プログラミングの魅力ですか。プログラミングは始めたばかりだとめっちゃエラーが出るんですよ。ひとつ何かやろうとしてもエラー、エラーの連続で。またエラーか…って言いながらインターネットでエラーの原因を調べていくんですけど、特に始めたばかりで経験がないとエラーの原因が全然わからなくて原因を調べるのに1時間とか使っちゃうこともしばしばです。そういう苦労の中でようやくエラーの原因が分かって解決できて自分のアプリケーションが動いたときには快感があります。それがプログラミングの魅力かもしれないですね。パズルみたいなイメージですね。パズルも最初結構イライラするじゃないですか。ピタッと合わさって上手く自分が思い描いた通りに動作する気持ち良さは、パズルだと完成したときに近いと思います。単純に趣味でプログラミングやってるって人もいるくらいなので。プログラミングがしてみたくなったら、もくもく会を学ぶ機会にしてほしいです。
― 今のサークルの具体的な活動は週2回のもくもく会。今後の活動の目標はありますか?
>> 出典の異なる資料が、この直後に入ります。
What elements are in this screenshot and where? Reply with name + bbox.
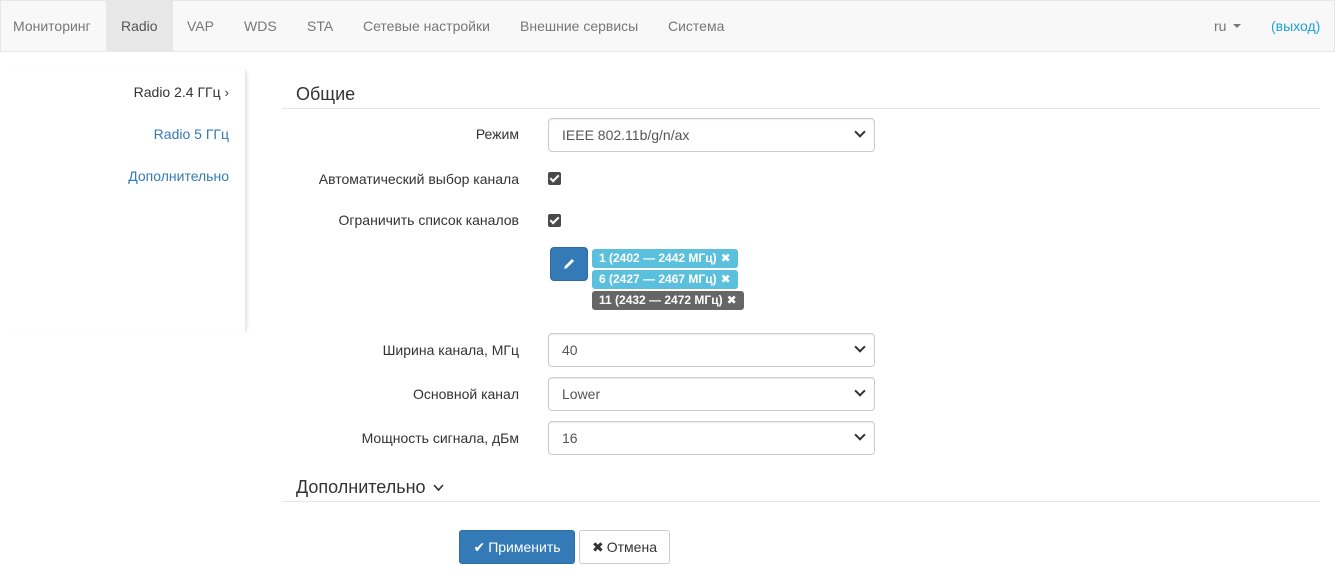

東大や京大、慶応などの大学にはVRのアプリを作るサークルがあって、ゆくゆくは僕たちRokk-Codeもそういった機材を導入してVRのアプリ開発とかもやっていきたいなと思ってます。VRって三次元の空間を再現するものなので、スペックの高いパソコンが必要だったりヘッドマウントディスプレイ機器が必要なんです。高価なものなので正直一人で手を出せるものではないんですよね。今ならクラウドファンディングという資金調達の方法がありますが、実績がない状態で「VR開発したいんでお金ください」と言っても無理です。だから今は自分のできるWebアプリだとかiosアプリを作って、サークルの規模を大きくしたい。そうすればクラウドファンディングをしてVR開発もできるサークルにするってことも可能だと思ってます。
― 最後に神大生にひとことお願いします。
さっき言ったことそのままかもしれないんですけど、インターネットやスマートフォンが世の中を大きく変えていった歴史があって、これからもそういったテクノロジーが大きく世界を変えていくことになると思います。だから僕は皆さんにもっと最先端のテクノロジーに興味をもってもらえると嬉しいです。そして、その手段の一つとしてプログラミングを勉強してもらえたら凄く嬉しいです。Rokk-Codeの活動情報はツイッターに載せているので気軽に参加してください。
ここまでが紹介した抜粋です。